Oxford-led PLOS Biology paper argues bipedalism freed hands from locomotion and brain expansion hardened a rightward bias into near-universal human handedness.
Key Takeaways
Study: adding brain size and arm-to-leg ratio (bipedalism proxy) to primate models makes human handedness statistically unremarkable, not an anomaly.
Predicted handedness gradient across hominins: mild preference in Ardipithecus/Australopithecus, strengthening through Homo erectus, peaking in Homo sapiens.
Homo floresiensis (small brain, mixed locomotion) is the key exception: model predicts weak preference, consistent with the two-factor framework.
Two-stage mechanism proposed: upright walking created selection pressure for lateralized manual skill; brain expansion then locked in the rightward direction.

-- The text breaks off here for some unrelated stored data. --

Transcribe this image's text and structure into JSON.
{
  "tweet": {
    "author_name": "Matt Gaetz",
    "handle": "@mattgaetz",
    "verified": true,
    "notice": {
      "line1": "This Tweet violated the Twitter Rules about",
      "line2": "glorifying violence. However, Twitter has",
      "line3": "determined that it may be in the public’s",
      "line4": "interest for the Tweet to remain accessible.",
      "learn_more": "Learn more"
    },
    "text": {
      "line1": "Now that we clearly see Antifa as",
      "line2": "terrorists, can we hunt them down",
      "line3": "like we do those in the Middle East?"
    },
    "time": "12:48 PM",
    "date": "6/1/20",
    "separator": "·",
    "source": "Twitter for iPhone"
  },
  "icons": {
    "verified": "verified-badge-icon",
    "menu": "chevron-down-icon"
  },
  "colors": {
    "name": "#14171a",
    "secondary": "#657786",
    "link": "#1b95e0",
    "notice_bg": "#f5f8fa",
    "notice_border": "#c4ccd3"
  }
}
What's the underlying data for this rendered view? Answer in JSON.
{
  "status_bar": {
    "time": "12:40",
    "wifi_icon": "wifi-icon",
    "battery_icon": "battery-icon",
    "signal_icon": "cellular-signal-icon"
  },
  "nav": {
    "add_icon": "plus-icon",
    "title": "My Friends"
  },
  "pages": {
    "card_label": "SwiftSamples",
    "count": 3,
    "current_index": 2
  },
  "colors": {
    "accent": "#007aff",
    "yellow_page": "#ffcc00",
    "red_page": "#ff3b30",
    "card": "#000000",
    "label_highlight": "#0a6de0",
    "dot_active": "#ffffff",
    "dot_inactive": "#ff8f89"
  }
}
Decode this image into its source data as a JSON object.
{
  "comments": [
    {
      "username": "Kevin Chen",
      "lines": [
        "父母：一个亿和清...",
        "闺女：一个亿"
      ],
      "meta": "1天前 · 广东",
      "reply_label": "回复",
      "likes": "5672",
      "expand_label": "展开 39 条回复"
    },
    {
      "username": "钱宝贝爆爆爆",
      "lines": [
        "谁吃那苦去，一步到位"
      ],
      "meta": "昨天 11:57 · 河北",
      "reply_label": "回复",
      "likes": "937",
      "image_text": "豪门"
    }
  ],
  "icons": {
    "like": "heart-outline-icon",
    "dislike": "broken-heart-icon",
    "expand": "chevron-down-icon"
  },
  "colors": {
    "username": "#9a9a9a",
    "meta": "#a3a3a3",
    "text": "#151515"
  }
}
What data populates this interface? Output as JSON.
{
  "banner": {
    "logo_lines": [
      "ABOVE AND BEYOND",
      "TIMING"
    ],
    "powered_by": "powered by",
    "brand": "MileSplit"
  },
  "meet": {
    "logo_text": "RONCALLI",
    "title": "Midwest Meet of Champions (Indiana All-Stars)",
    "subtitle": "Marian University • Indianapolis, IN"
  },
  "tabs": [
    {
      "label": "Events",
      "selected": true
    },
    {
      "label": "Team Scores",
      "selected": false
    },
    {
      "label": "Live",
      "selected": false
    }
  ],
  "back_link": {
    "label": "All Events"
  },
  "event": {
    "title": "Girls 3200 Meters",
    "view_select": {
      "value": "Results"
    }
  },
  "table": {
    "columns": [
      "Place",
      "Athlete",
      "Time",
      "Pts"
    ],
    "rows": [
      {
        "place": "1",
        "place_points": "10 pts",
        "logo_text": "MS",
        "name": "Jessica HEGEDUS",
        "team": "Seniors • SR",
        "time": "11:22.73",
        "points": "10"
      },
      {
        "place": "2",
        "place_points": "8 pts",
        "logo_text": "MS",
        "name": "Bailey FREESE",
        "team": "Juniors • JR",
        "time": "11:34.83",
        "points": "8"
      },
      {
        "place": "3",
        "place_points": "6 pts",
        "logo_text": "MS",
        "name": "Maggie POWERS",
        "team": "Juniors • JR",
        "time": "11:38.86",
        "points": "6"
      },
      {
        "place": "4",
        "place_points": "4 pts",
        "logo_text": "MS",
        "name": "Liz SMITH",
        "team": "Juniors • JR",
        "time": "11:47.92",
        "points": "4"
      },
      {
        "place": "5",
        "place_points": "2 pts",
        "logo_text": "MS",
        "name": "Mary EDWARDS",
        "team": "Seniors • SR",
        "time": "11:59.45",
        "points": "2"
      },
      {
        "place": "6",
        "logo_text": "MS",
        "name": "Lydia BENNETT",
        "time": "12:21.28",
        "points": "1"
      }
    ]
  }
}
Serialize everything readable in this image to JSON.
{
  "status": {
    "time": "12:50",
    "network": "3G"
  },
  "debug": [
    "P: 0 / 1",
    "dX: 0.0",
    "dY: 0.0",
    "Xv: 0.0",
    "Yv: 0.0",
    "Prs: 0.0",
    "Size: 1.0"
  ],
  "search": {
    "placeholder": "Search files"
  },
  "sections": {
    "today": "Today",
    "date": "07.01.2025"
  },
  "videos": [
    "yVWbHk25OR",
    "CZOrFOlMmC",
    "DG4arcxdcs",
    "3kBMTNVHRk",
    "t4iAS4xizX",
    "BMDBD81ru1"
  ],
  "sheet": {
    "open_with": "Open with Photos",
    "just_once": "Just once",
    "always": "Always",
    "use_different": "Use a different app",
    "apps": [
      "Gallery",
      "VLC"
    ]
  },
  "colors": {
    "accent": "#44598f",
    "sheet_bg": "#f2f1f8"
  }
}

Open questions remain: why left-handedness persists, the role of cumulative culture, and whether convergent lateralization in parrots and kangaroos reflects a deeper pattern.
Hacker News Comment Review
Commenters flagged that most coverage conflates two separate traits: strength of lateralization (how committed) vs. direction (which hand), which the paper treats as independently evolved by millions of years.
Several commenters noted the paper does not clearly explain why right rather than left won out, only why strong handedness emerged at all, leaving the headline question partly unanswered.
Anecdotal clustering of left-handedness in families and cross-sport mixed dominance raised interest in developmental timing and environmental correction as confounds the study does not address.
Notable Comments
@jnakano89: “Handedness is two traits, not one” – bipedalism explains lateralization strength, brain size explains direction; Australopithecus was already strongly lateralized before rightward consensus.